Give a construction of three random variables $X,Y,Z$ that are each uniform on $(0,1)$ but $X+Y+Z$ is a constant.
Is the following argument correct? We first consider every number in $(0,1)$ in ternary and for the $n$-th digit, randomly assign $0,1,2$ to $X, Y, Z$, such that all $n$-th digits are different. This means each random variable is uniformly distributed since each of it's digits has a 1/3 chance for each $ \{0,1,2 \}$ To rigorize, you can show that $P(X\leq a) = a$ where $a = k/3^n$ and $n,k$ are positive integers.
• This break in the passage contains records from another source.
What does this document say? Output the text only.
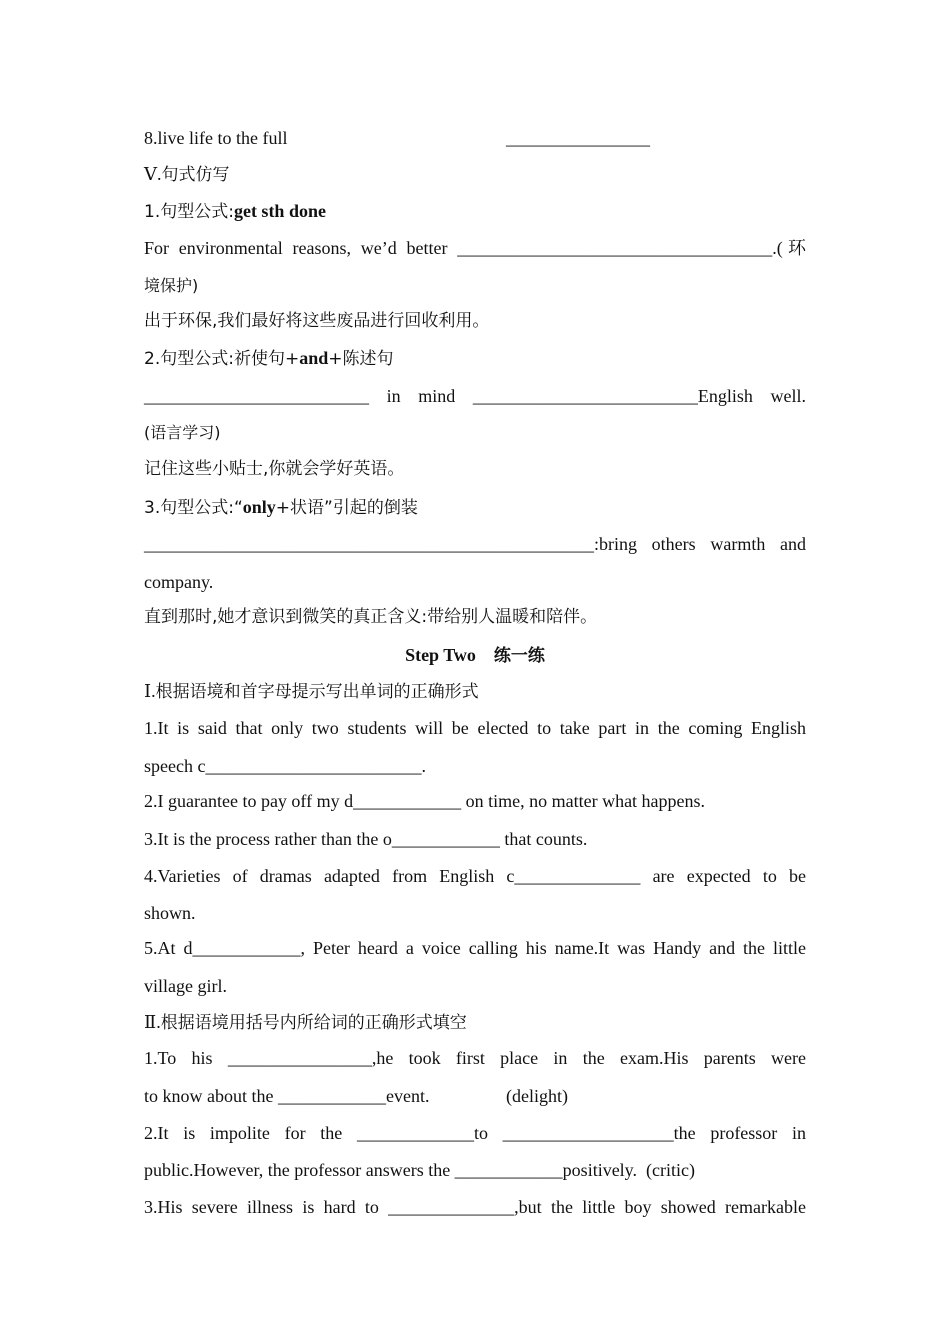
8.live life to the full	________________
Ⅴ.句式仿写
1.句型公式:get sth done
For environmental reasons, we’d better ___________________________________.(环
境保护)
出于环保,我们最好将这些废品进行回收利用。
2.句型公式:祈使句+and+陈述句
_________________________ in mind _________________________English well.
(语言学习)
记住这些小贴士,你就会学好英语。
3.句型公式:“only+状语”引起的倒装
__________________________________________________:bring others warmth and
company.
直到那时,她才意识到微笑的真正含义:带给别人温暖和陪伴。
Step Two 练一练
Ⅰ.根据语境和首字母提示写出单词的正确形式
1.It is said that only two students will be elected to take part in the coming English
speech c________________________.
2.I guarantee to pay off my d____________ on time, no matter what happens.
3.It is the process rather than the o____________ that counts.
4.Varieties of dramas adapted from English c______________ are expected to be
shown.
5.At d____________, Peter heard a voice calling his name.It was Handy and the little
village girl.
Ⅱ.根据语境用括号内所给词的正确形式填空
1.To his ________________,he took first place in the exam.His parents were
to know about the ____________event.	(delight)
2.It is impolite for the _____________to ___________________the professor in
public.However, the professor answers the ____________positively. (critic)
3.His severe illness is hard to ______________,but the little boy showed remarkable
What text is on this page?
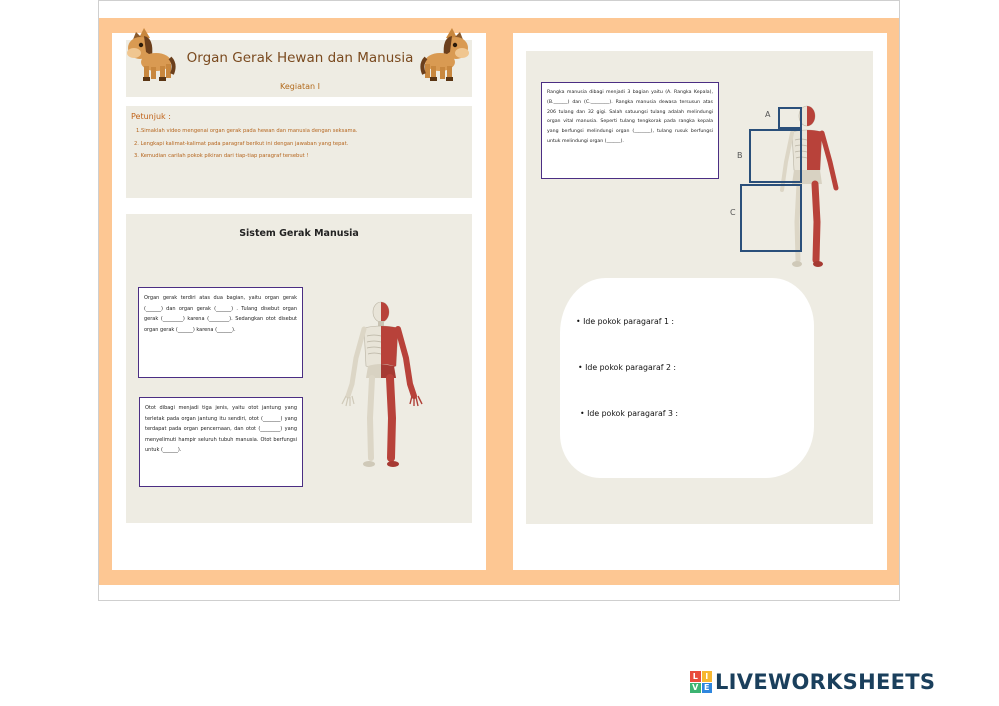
Organ Gerak Hewan dan Manusia
Kegiatan I
Petunjuk :
1.Simaklah video mengenai organ gerak pada hewan dan manusia dengan seksama.
2. Lengkapi kalimat-kalimat pada paragraf berikut ini dengan jawaban yang tepat.
3. Kemudian carilah pokok pikiran dari tiap-tiap paragraf tersebut !
Sistem Gerak Manusia
Organ gerak terdiri atas dua bagian, yaitu organ gerak (______) dan organ gerak (______) . Tulang disebut organ gerak (________) karena (________). Sedangkan otot disebut organ gerak (______) karena (______).
Otot dibagi menjadi tiga jenis, yaitu otot jantung yang terletak pada organ jantung itu sendiri, otot (_______) yang terdapat pada organ pencernaan, dan otot (________) yang menyelimuti hampir seluruh tubuh manusia. Otot berfungsi untuk (______).
Rangka manusia dibagi menjadi 3 bagian yaitu (A. Rangka Kepala), (B.______) dan (C.________). Rangka manusia dewasa tersusun atas 206 tulang dan 32 gigi. Salah satuungsi tulang adalah melindungi organ vital manusia. Seperti tulang tengkorak pada rangka kepala yang berfungsi melindungi organ (_______), tulang rusuk berfungsi untuk melindungi organ (______).
A
B
C
• Ide pokok paragaraf 1 :
• Ide pokok paragaraf 2 :
• Ide pokok paragaraf 3 :
L I
V E LIVEWORKSHEETS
So this extends to $P(X\leq r) = r, r\in \mathbb{Q}\cap (0,1)$ because we can find a decreasing sequence $a_j = \frac{k_j}{3^{n_j}}$ s.t $a_j\downarrow r$. Do I need to justify this step more? And then from here we extend it to reals in the same way. We use decreasing sequences because the CDF is right continuous. This shows that $X$ is uniform and similarly $Y$ and $Z$ are uniform on $(0,1)$ They add up to a constant since the digit-wise sum is just $0+1+2$ for each place.
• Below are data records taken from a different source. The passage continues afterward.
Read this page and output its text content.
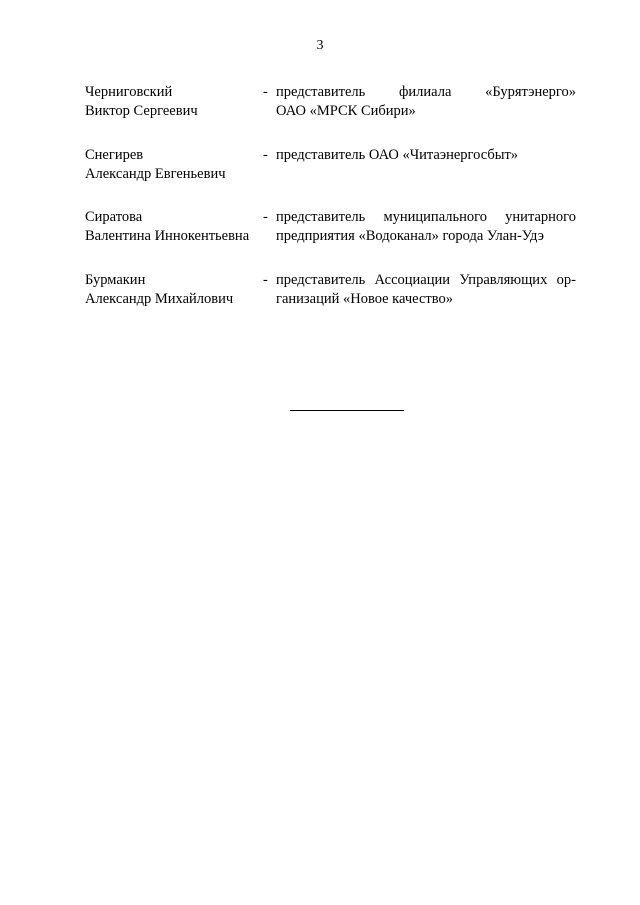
3
Черниговский
Виктор Сергеевич
- представитель филиала «Бурятэнерго»
ОАО «МРСК Сибири»
Снегирев
Александр Евгеньевич
- представитель ОАО «Читаэнергосбыт»
Сиратова
Валентина Иннокентьевна
- представитель муниципального унитарного
предприятия «Водоканал» города Улан-Удэ
Бурмакин
Александр Михайлович
- представитель Ассоциации Управляющих ор-
ганизаций «Новое качество»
I think this construction is a little bit easier: Let $X$ be uniform on (0,1) and define
$$ Y = \begin{cases}X+\frac 12, \quad X<\frac 12, \\ X- \frac 12, \quad X \geq \frac 12, \end{cases} $$ and
$$ Z = \frac 32 - (X+Y). $$ Then clearly, $X+Y+Z = \frac 32$ and it remains to show that $Y$ and $Z$ are uniform on $(0,1)$.
A simple calculation shows that for $y \in [0, \frac 12)$ $$ \Bbb{P}(Y \leq y) = \Bbb{P}\biggl(X \in \Big[\frac 12, \ y+ \frac 12\Bigr]\biggr) =y, $$ and similarly for $y \in [\frac 12 , 1]$ $$ \Bbb{P}(Y \leq y) = \Bbb{P}\Bigl(X \geq \frac 12\Bigr) +\Bbb{P}\Bigl(X \leq y - \frac 12 \Bigr) =y, $$ so $Y$ is also uniform on $[0,1]$.
Finaly note that
$$ Z = \frac 32 - (X+Y) = \begin{cases}-2X+ 1, \quad X<\frac 12, \\ -2X + 2, \quad X \geq \frac 12, \end{cases} $$ and we can similarly one can show that $Z$ has a uniform distribution on $(0, 1)$.